Native Flutes and Extended Techniques
By Alberto Almarza
“Music is the sum total of scattered forces… it has been turned into a speculative song! I much prefer the notes coming from the flute of an Egyptian shepherd: he contributes to the landscape and hears harmonies ignored by our treatises…”
Claude Debussy, 1901
The flute is one of the most varied and widespread instruments in the world, going back tens of thousands of years in many societies. As a result of the multiple types of flutes and the diversity of their musical and social role throughout the world, an amazing repertoire of timbres and playing techniques have been developed, preserved by flute players of native cultures. Many of these techniques arose from the desire to evoke nature, imitating birdsongs, wind and water. Others came into being as an attempt to produce sounds that would have healing powers and communicate with sacred spirits.
The following is a list of some of the most common extended techniques and examples of their use in world flute music.
Multiphonics: technique that allows the flutist to produce several sounds simultaneously. The fascination with multiple sounds is as old as the flute itself. From double to sextuple flutes, they can be found everywhere.
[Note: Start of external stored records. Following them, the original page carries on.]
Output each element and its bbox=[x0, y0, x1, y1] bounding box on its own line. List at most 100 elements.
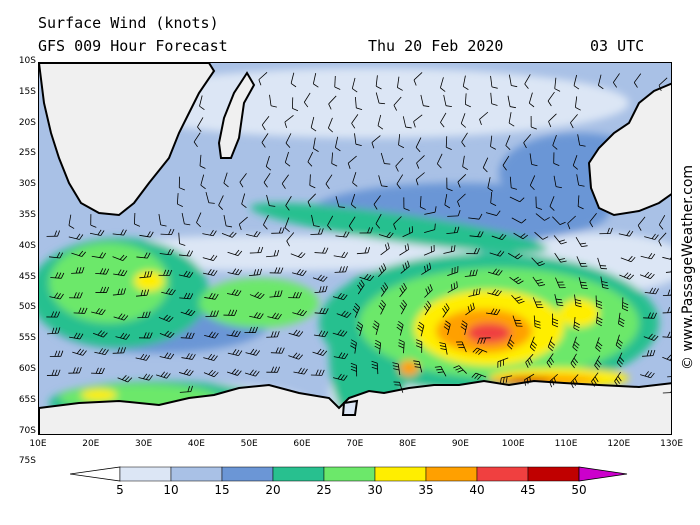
latitude-label: 25S bbox=[18, 148, 36, 159]
wind-barb bbox=[640, 252, 656, 260]
wind-barb bbox=[667, 376, 671, 378]
wind-barb bbox=[622, 297, 629, 312]
wind-barb bbox=[509, 276, 524, 285]
wind-barb bbox=[181, 212, 191, 226]
wind-barb bbox=[380, 282, 389, 297]
wind-barb bbox=[576, 256, 588, 267]
wind-barb bbox=[350, 193, 357, 209]
wind-barb bbox=[443, 320, 451, 336]
wind-barb bbox=[91, 252, 107, 259]
wind-barb bbox=[249, 246, 264, 254]
wind-barb bbox=[158, 213, 167, 227]
wind-barb bbox=[487, 268, 503, 276]
wind-barb bbox=[48, 252, 64, 259]
wind-barb bbox=[392, 362, 401, 375]
wind-barb bbox=[178, 270, 194, 278]
wind-barb bbox=[447, 281, 458, 293]
wind-barb bbox=[499, 375, 513, 384]
wind-barb bbox=[658, 232, 667, 247]
wind-barb bbox=[314, 285, 328, 294]
wind-barb bbox=[69, 292, 83, 299]
wind-barb bbox=[245, 348, 261, 356]
wind-barb bbox=[91, 308, 106, 316]
wind-barb bbox=[464, 269, 478, 277]
wind-barb bbox=[552, 135, 558, 150]
wind-barb bbox=[445, 136, 452, 151]
wind-map[interactable] bbox=[38, 62, 672, 435]
wind-barb bbox=[327, 215, 334, 231]
wind-barb bbox=[524, 373, 535, 386]
wind-barb bbox=[266, 249, 280, 258]
wind-barb bbox=[424, 206, 437, 215]
legend-label: 40 bbox=[469, 483, 485, 497]
wind-barb bbox=[359, 273, 375, 281]
wind-barb bbox=[350, 339, 357, 354]
legend-left-arrow bbox=[70, 466, 121, 482]
wind-barb bbox=[218, 195, 224, 210]
wind-barb bbox=[375, 92, 386, 105]
wind-barb bbox=[46, 230, 61, 237]
wind-barb bbox=[482, 157, 489, 173]
wind-barb bbox=[662, 306, 671, 314]
wind-barb bbox=[204, 292, 219, 300]
wind-barb bbox=[49, 292, 64, 300]
wind-barb bbox=[310, 369, 325, 376]
wind-barb bbox=[196, 212, 202, 228]
wind-barb bbox=[351, 114, 359, 129]
wind-barb bbox=[348, 216, 356, 232]
wind-barb bbox=[423, 300, 432, 316]
latitude-label: 50S bbox=[18, 302, 36, 313]
wind-barb bbox=[549, 373, 559, 388]
wind-barb bbox=[227, 268, 243, 276]
wind-barb bbox=[396, 174, 404, 189]
wind-barb bbox=[658, 215, 666, 230]
wind-barb bbox=[509, 196, 525, 203]
wind-barb bbox=[447, 210, 461, 217]
wind-barb bbox=[443, 245, 456, 254]
wind-barb bbox=[334, 76, 341, 90]
wind-barb bbox=[112, 254, 128, 261]
wind-barb bbox=[159, 352, 175, 360]
wind-barb bbox=[511, 294, 525, 304]
wind-barb bbox=[71, 250, 86, 257]
longitude-label: 20E bbox=[82, 439, 100, 449]
wind-barb bbox=[377, 114, 384, 130]
wind-barb bbox=[371, 360, 379, 375]
wind-barb bbox=[333, 373, 348, 381]
wind-barb bbox=[202, 254, 218, 261]
wind-barb bbox=[413, 72, 423, 86]
wind-barb bbox=[644, 233, 659, 240]
wind-barb bbox=[47, 327, 61, 335]
legend-label: 50 bbox=[571, 483, 587, 497]
wind-barb bbox=[269, 267, 284, 274]
wind-barb bbox=[662, 289, 671, 296]
wind-barb bbox=[618, 230, 634, 237]
wind-barb bbox=[524, 74, 531, 89]
wind-barb bbox=[574, 294, 582, 308]
wind-barb bbox=[491, 233, 507, 240]
wind-barb bbox=[393, 96, 402, 111]
wind-barb bbox=[468, 288, 481, 297]
wind-barb bbox=[598, 74, 604, 90]
wind-barb bbox=[92, 330, 108, 338]
wind-barb bbox=[246, 231, 261, 238]
legend-swatch bbox=[374, 466, 427, 482]
wind-barb bbox=[375, 75, 382, 90]
wind-barb bbox=[238, 216, 248, 231]
legend-swatch bbox=[527, 466, 580, 482]
wind-barb bbox=[618, 312, 625, 328]
wind-barb bbox=[489, 250, 505, 257]
wind-barb bbox=[133, 212, 141, 227]
wind-barb bbox=[662, 354, 671, 362]
wind-barb bbox=[531, 257, 545, 267]
wind-barb bbox=[281, 174, 289, 189]
wind-barb bbox=[136, 289, 150, 297]
wind-barb bbox=[505, 135, 511, 150]
wind-barb bbox=[248, 268, 263, 277]
wind-barb bbox=[535, 213, 550, 221]
latitude-label: 55S bbox=[18, 333, 36, 344]
latitude-label: 15S bbox=[18, 86, 36, 97]
wind-barb bbox=[313, 330, 329, 338]
wind-barb bbox=[357, 279, 365, 295]
wind-barb bbox=[261, 115, 270, 131]
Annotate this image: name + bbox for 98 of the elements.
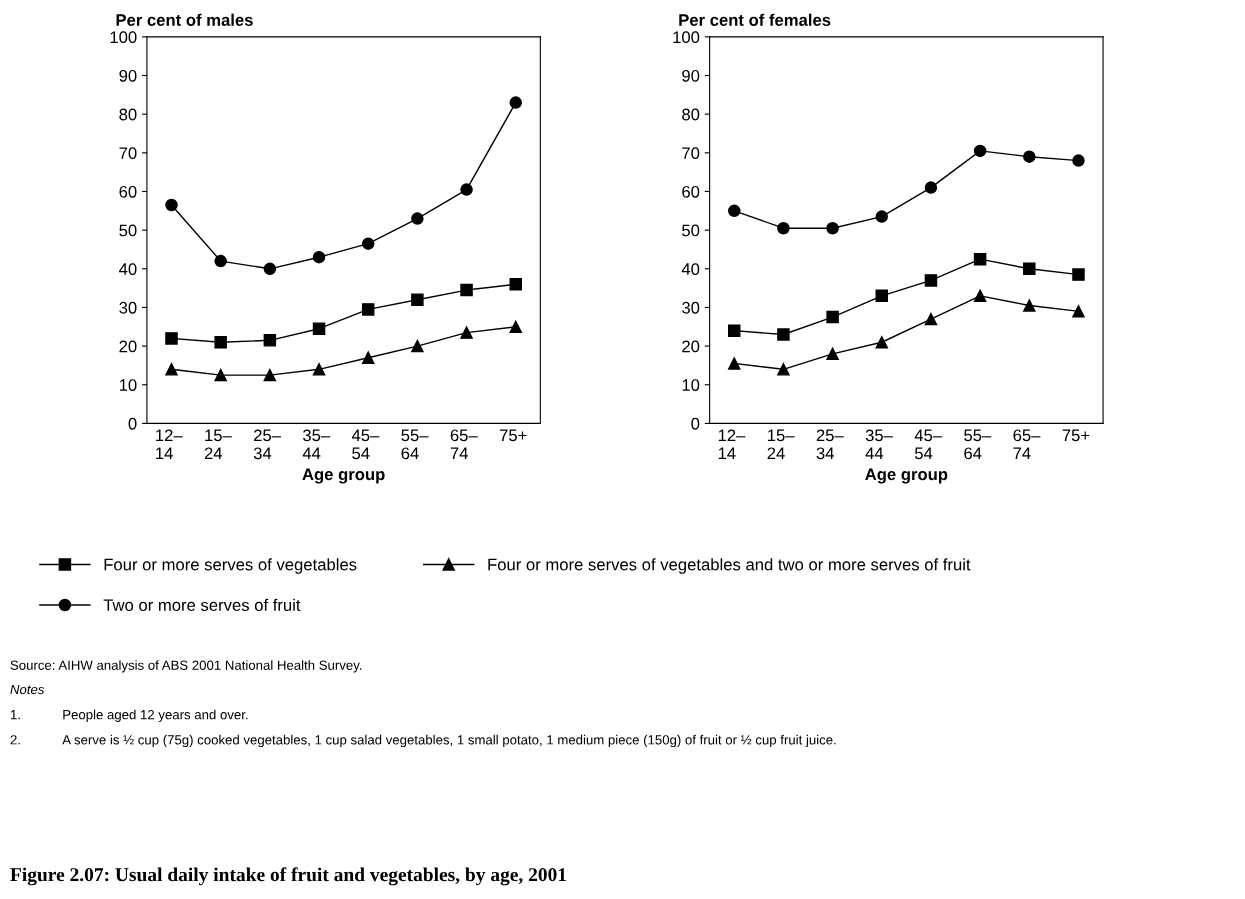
point	[826, 347, 839, 361]
legend-label: Two or more serves of fruit	[103, 598, 301, 612]
y-tick-label: 0	[691, 417, 700, 430]
text: 1. People aged 12 years and over.	[10, 709, 248, 722]
point	[460, 326, 473, 339]
y-tick-label: 70	[682, 147, 700, 160]
x-tick-label: 15– 24	[204, 429, 232, 460]
point	[263, 368, 277, 382]
point	[777, 328, 790, 341]
y-tick-label: 100	[110, 31, 137, 44]
text: Notes	[10, 684, 45, 695]
y-tick-label: 10	[119, 379, 137, 391]
x-tick-label: 55– 64	[964, 429, 992, 460]
point	[263, 334, 277, 347]
y-tick-label: 10	[682, 379, 700, 391]
point	[826, 310, 839, 324]
caption: Figure 2.07: Usual daily intake of fruit and vegetables, by age, 2001	[10, 867, 567, 886]
x-tick-label: 25– 34	[253, 429, 281, 460]
x-tick-label: 35– 44	[865, 429, 893, 460]
point	[165, 332, 178, 345]
y-tick-label: 80	[119, 108, 137, 121]
legend-label: Four or more serves of vegetables and two or more serves of fruit	[488, 558, 971, 574]
point	[411, 212, 424, 225]
y-tick-label: 40	[681, 263, 700, 275]
point	[411, 293, 424, 306]
point	[1023, 299, 1036, 312]
x-tick-label: 12– 14	[718, 429, 746, 460]
x-tick-label: 65– 74	[1013, 429, 1041, 460]
point	[509, 96, 522, 109]
x-tick-label: 65– 74	[450, 429, 478, 460]
point	[727, 204, 741, 218]
point	[312, 250, 326, 264]
point	[1072, 154, 1085, 167]
y-tick-label: 100	[673, 31, 700, 44]
point	[1072, 305, 1085, 318]
point	[973, 289, 987, 303]
point	[361, 303, 375, 316]
point	[509, 320, 522, 334]
point	[1072, 268, 1085, 281]
chart-title: Per cent of males	[116, 13, 253, 26]
point	[312, 363, 326, 376]
point	[165, 363, 178, 376]
y-tick-label: 70	[119, 147, 137, 160]
x-tick-label: 45– 54	[351, 429, 380, 460]
y-tick-label: 90	[682, 69, 700, 82]
point	[727, 357, 741, 370]
point	[361, 237, 375, 250]
point	[165, 198, 178, 212]
point	[973, 252, 987, 266]
point	[411, 339, 424, 353]
point	[875, 335, 889, 349]
y-tick-label: 30	[119, 301, 137, 314]
y-tick-label: 50	[119, 224, 137, 237]
x-axis-title: Age group	[302, 468, 385, 484]
point	[361, 351, 375, 364]
y-tick-label: 30	[682, 301, 700, 314]
x-tick-label: 25– 34	[816, 429, 844, 460]
x-tick-label: 15– 24	[767, 429, 795, 460]
point	[777, 363, 790, 376]
point	[214, 335, 227, 349]
point	[924, 274, 938, 287]
y-tick-label: 50	[682, 224, 700, 237]
point	[826, 221, 839, 235]
point	[460, 283, 473, 297]
point	[214, 254, 227, 268]
y-tick-label: 60	[682, 185, 700, 198]
point	[875, 289, 889, 303]
point	[924, 312, 938, 326]
x-tick-label: 75+	[499, 429, 527, 442]
legend-label: Four or more serves of vegetables	[104, 558, 357, 574]
source-note: Source: AIHW analysis of ABS 2001 National Health Survey.	[10, 660, 362, 673]
x-tick-label: 35– 44	[302, 429, 331, 460]
point	[1023, 262, 1036, 276]
point	[460, 183, 473, 196]
point	[509, 278, 522, 291]
x-tick-label: 55– 64	[401, 429, 429, 460]
y-tick-label: 40	[119, 263, 137, 275]
point	[214, 368, 227, 382]
y-tick-label: 60	[119, 185, 137, 198]
x-tick-label: 45– 54	[914, 429, 943, 460]
y-tick-label: 90	[119, 69, 137, 82]
point	[312, 322, 326, 335]
x-axis-title: Age group	[865, 468, 948, 484]
point	[263, 262, 277, 276]
point	[973, 144, 987, 158]
point	[777, 221, 790, 235]
y-tick-label: 20	[119, 340, 137, 353]
x-tick-label: 12– 14	[156, 429, 183, 460]
point	[875, 210, 889, 223]
y-tick-label: 80	[682, 108, 700, 121]
point	[924, 181, 938, 194]
y-tick-label: 0	[128, 417, 137, 430]
y-tick-label: 20	[682, 340, 700, 353]
point	[727, 324, 741, 337]
point	[1023, 150, 1036, 163]
chart-title: Per cent of females	[679, 13, 831, 26]
text: 2. A serve is ½ cup (75g) cooked vegetables, 1 cup salad vegetables, 1 small potato, 1 medium piece (150g) of fruit or ½ cup fruit juice.	[10, 734, 836, 748]
x-tick-label: 75+	[1062, 429, 1090, 442]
This circular pan flute from Thailand and a double recorder from Mexico are good examples of instruments designed to produce chords.
Circular Breathing: breathing and blowing at the same time. A technique which is thousands of years old and common throughout the world, it has only recently been introduced to Western music. In addition to the flute, it is used by many other wind instruments.
Microtones: refers to the use of intervals smaller than a half step. With the exception of the Western modern flute, every other flute in the world is designed as a non-tempered instrument and uses microtonal intervals for tuning and playing.
An elegant example is the Indian transverse flute Bansuri. The player uses the middle segment of his fingers to cover the holes, rotating the fingers to bend the pitch.
Whistle Tones: produced by blowing extremely slow air into the flute. Again, we find many instruments that were especially made to create very soft, high-pitched notes.
A notable example is this ceremonial flute/sculpture from Mexico.
Color Variation: includes “airy tone,” “white sound,” “reed sound,” singing and playing, etc. All of these sounds and techniques can be found in many different traditions of flute playing.
The Persian Ney, one of the oldest known flutes, is one example of an instrument designed to produce a remarkable array of different colors.
To summarize, most of what we refer to as “extended techniques” in Western flute music have been part of traditional music from around the world for thousands of years. It is only recently that we have begun to acknowledge the enormous influence of world music on our own Classical tradition. As we explore the relationship between music of the world and contemporary Western music, we discover that we are not isolated; rather, our music has been enriched by that of other cultures. Flutists and composers today are enhancing our musical experience by drawing from this remarkable palette of sounds and techniques and, in the process, demonstrate that the power of musical experience is universal.
Alberto Almarza is Professor of Flute and Head of the Flute Department at Carnegie Mellon University, and former Principal Flute with the National Philharmonic Orchestra of Chile. He has performed and taught in the US, Latin America, Korea and Europe, and has recorded for New Albion, Elán, Albany, Centaur, and Naxos Records. He has appeared as soloist with Boston Modern Orchestra Project, Memphis Symphony, BachFest Chamber Orchestra, and the Philharmonic, National Symphony and National Chamber Orchestras of Chile, and the Arianna String Quartet among others. Most recently, he performed at a TED TALK Conference, and was featured on the PBS program Horizons.
He is the co-founder with Jeanne Baxtresser of The Consummate Flutist, and currently serves as its Artistic Director.